The boot camps — which are held in New York, San Francisco, Houston, Austin, Miami, Chicago and other major cities across the country — are attended by about 30 to 50 executives per session representing companies looking to go public in the next 18-24 months, according to Aamir Husain, national lead partner for IPO Readiness Services at KPMG, which partners with the NYSE on some boot camps. Identities are protected as much as possible — only the first name of attendees are known and no company data or role is divulged.

"This is not a regurgitation of SEC rules and accounting standards, but to discuss the pitfalls that can happen on the way to going public," said Husain, who has spoken at several boot camp events. "One of the biggest things is planning and keeping your optionality open. Most companies happen to be private equity or venture capital backed, so they will always be either looking to go public or sell the company. They're usually more inclined to sell."

With IPO activity poised to rise this year, many private companies are weighing the option of going public. But preparing for an IPO is often more complicated than many startups believe, and not thinking through all of the components of IPO process can have a serious financial impact on a company's newly issued stock.

Just ask Facebook, whose public market debut on Nasdaq, a rival to the New York Stock Exchange, was seriously botched — so much so that Nasdaq had to pay a $10 million penalty to the Securities and Exchange Commission related to "its poor systems and decision-making during the initial public offering and secondary market trading of Facebook shares."

For most boot camp attendees, the high cost of going pubic represents one of the biggest hurdles and least known aspects of the IPO process.

"The biggest takeaway has been the enormity of the cost, you have so many balls in the air at the same time and you need to be prioritizing costs," Husain said. "A lot of these private [companies] are run in a very lean manner, so they need to manage their resources intelligently."

Another issue is the sheer amount of paperwork required to be in compliance with the strict regulatory environment in which public companies live.

"Either I'm filing an SEC return or preparing to file an SEC return," Husain said he was told by a recent CEO of a public company.

At the boot camps, executives are taught to "have the infrastructure for dealing with that in place before the IPO or within a couple of quarters of going public," Husain said.

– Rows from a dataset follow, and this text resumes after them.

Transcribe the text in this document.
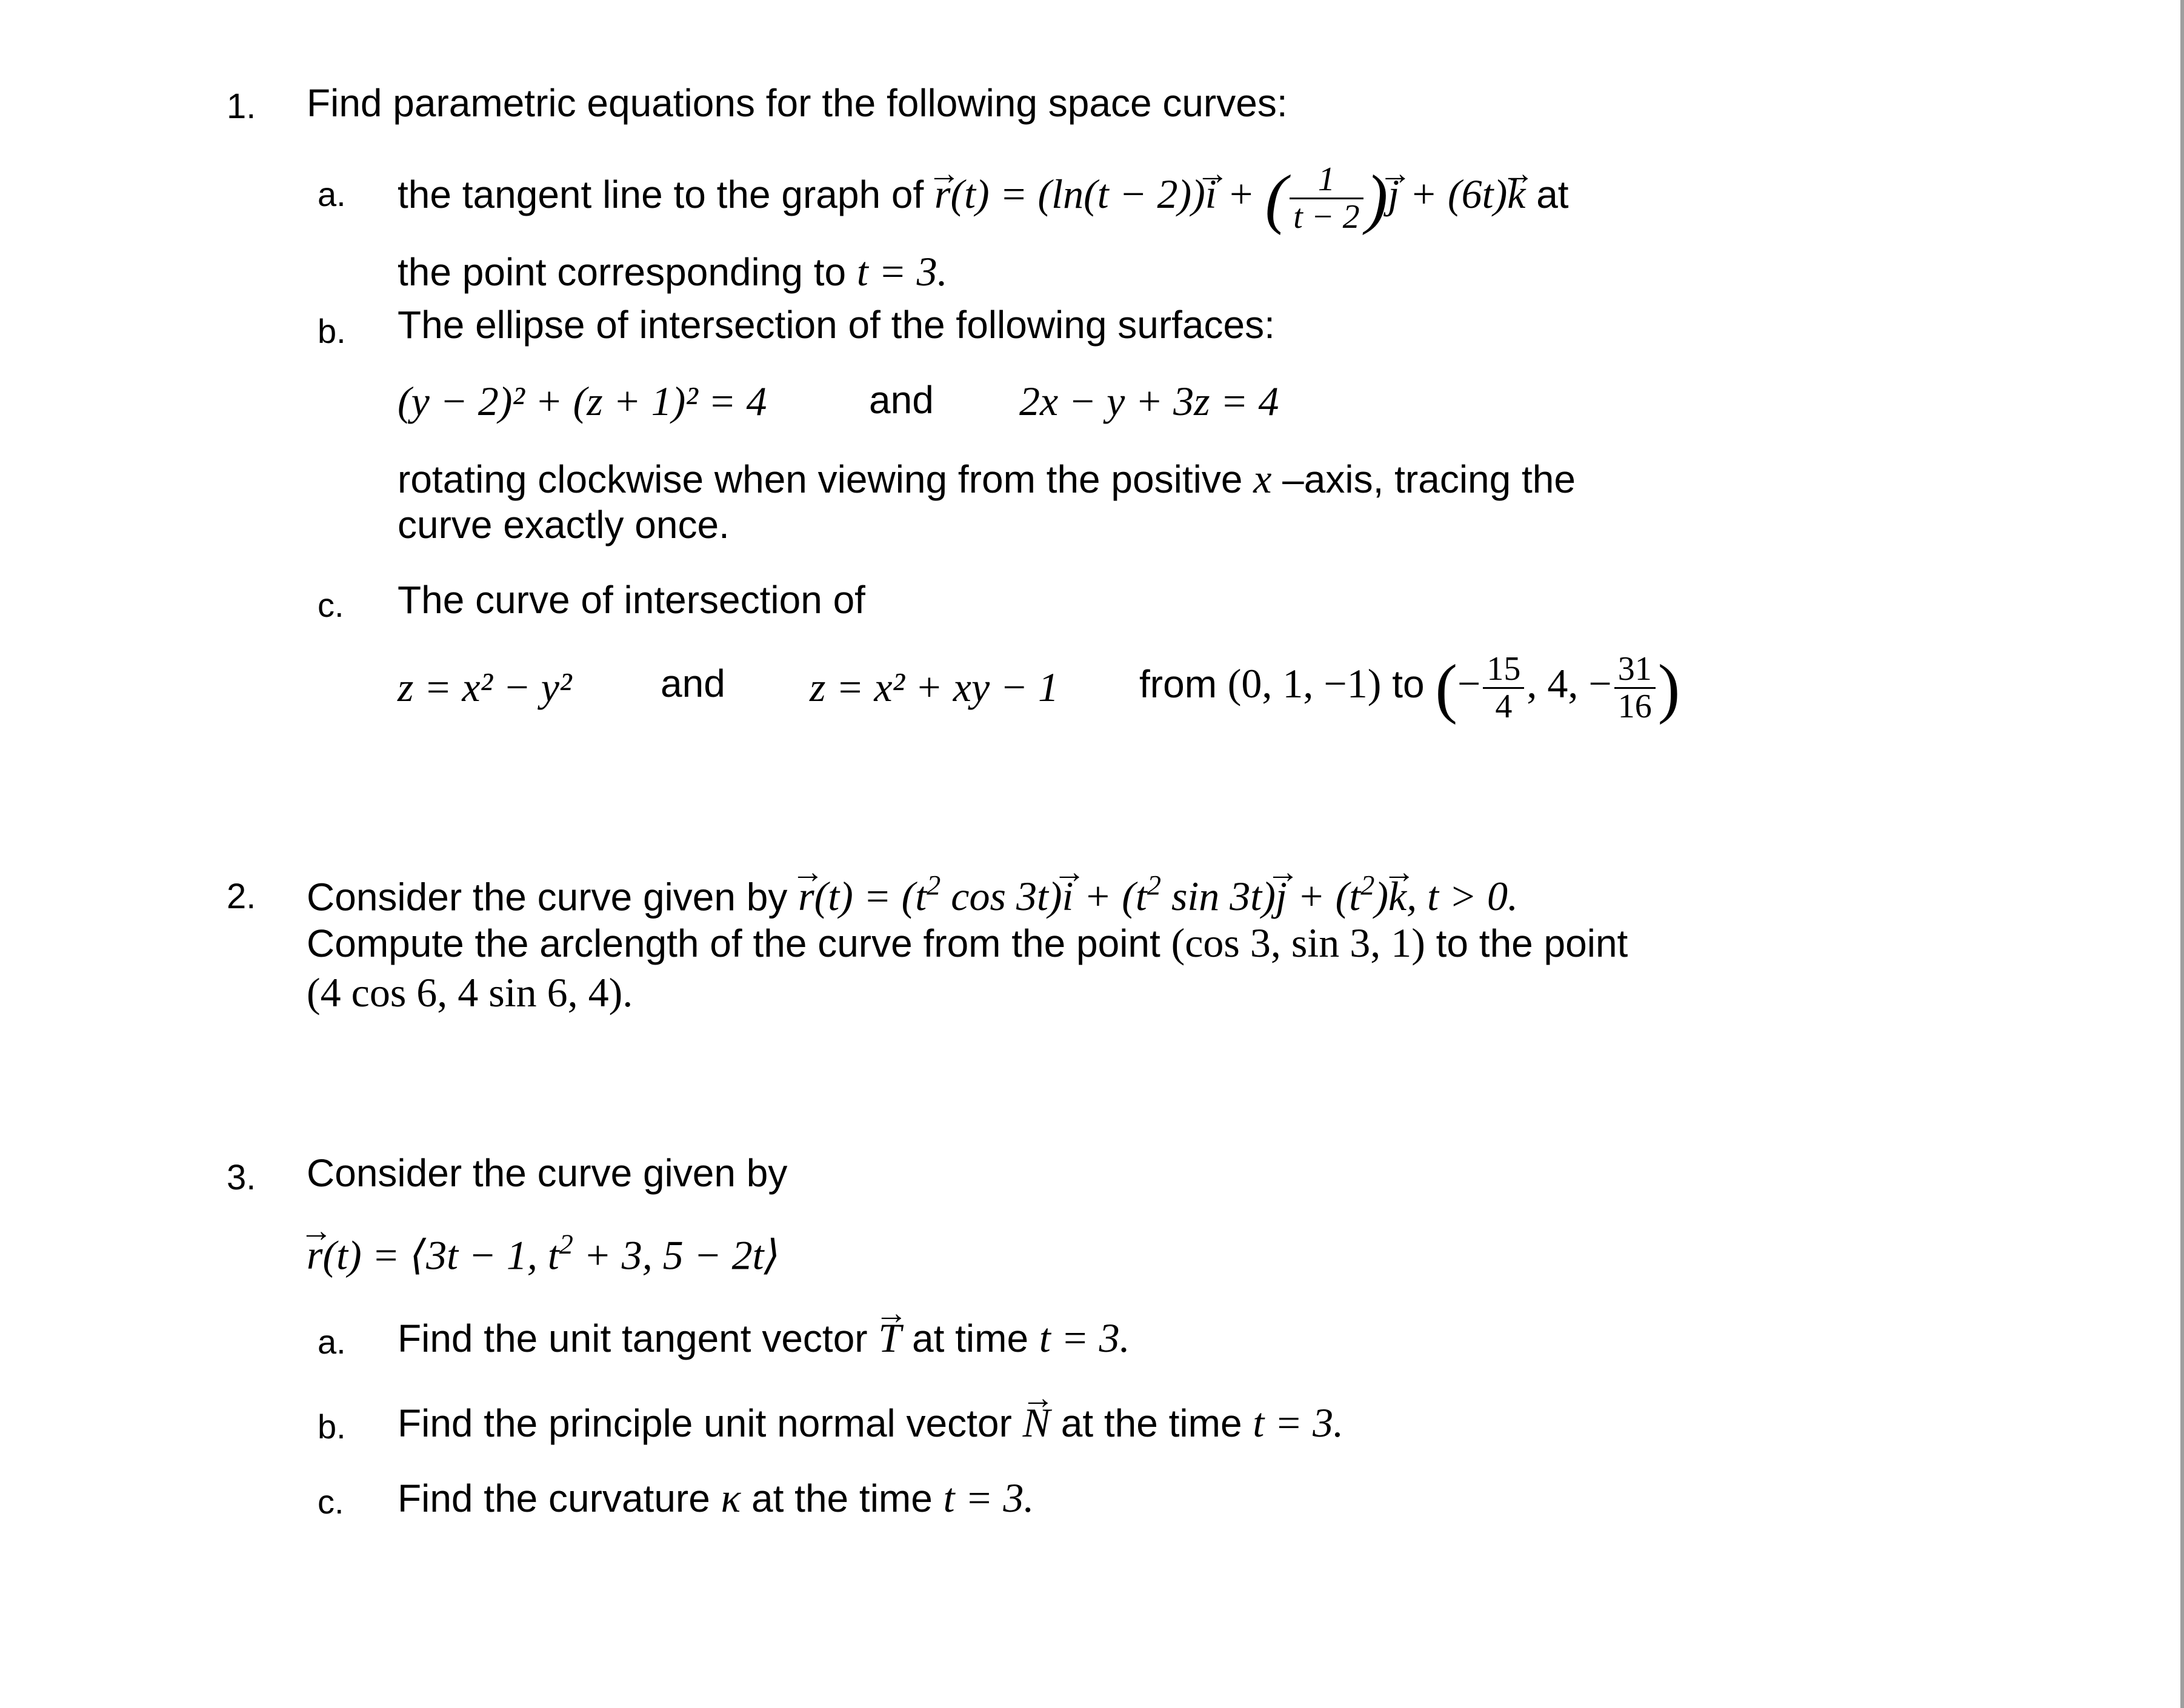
1. Find parametric equations for the following space curves:
a. the tangent line to the graph of → r(t) = (ln(t − 2))→ i + ( $\frac{1}{t - 2}$ )→ j + (6t)→ k at
the point corresponding to t = 3.
b. The ellipse of intersection of the following surfaces:
(y − 2)² + (z + 1)² = 4	and 2x − y + 3z = 4
rotating clockwise when viewing from the positive x –axis, tracing the
curve exactly once.
c. The curve of intersection of
z = x² − y² and z = x² + xy − 1 from (0, 1, −1) to (− $\frac{15}{4}$ , 4, − $\frac{31}{16}$ )
2. Consider the curve given by → $r(t) = (t^2$ $\cos 3t)\to i + (t^2$ $\sin 3t)\to j + (t^2)\to k$, t > 0.
Compute the arclength of the curve from the point (cos 3, sin 3, 1) to the point
(4 cos 6, 4 sin 6, 4).
3. Consider the curve given by
→ r(t) = ⟨3t − 1, $t^2 + 3$, 5 − 2t⟩
a. Find the unit tangent vector → T at time t = 3.
b. Find the principle unit normal vector → N at the time t = 3.
c. Find the curvature κ at the time t = 3.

Other topics on a boot camp agenda include choosing an exchange (for some, the NYSE might not be the best option), "financial reporting 101," underwriter selection, the kinds of new employees needed to maintain a pre- and post-public company, and a state of the market review.

Recent boot camps have also include a new agenda item: social media and how to navigate its use as a public company. Now that the SEC and the JOBS Act has deemed social media an acceptable marketing tool, executives learn to be conscious of "gun jumping," meaning the risks of selective or incomplete disclosure forms regarding social media activity, as well as how stock exchanges address social media's "real-time communication" on the trading floor.

"One common theme is visibility and predictability," said Doug Chu, Senior Vice President and Head of the NYSE's Silicon Valley Office and Western Region for its Global Corporate Client Group. "Your requirements as a private company are a lot lower than as a public company. Financial and accounting is a big jump as well. There's a lot to cover in each of these areas, financial, accounting legal, investor relations, public relations, marketing. They give an attendee an overview and a smattering of the points they should be aware of and the various areas that are important and requirements of the public markets."

The boot camps can foreshadow the strength of the market, and so far it seems that 2013 is one of the stronger years for companies going public, Chu said.

"It's an interesting barometer, almost a slightly leading indicator of IPO activity," Chu said. "We'll do more of these in years where the market is very strong, and it got very strong last year into this year. You've seen these boot camps really pick up."

Hope the startup industry's C-suite can keep pace.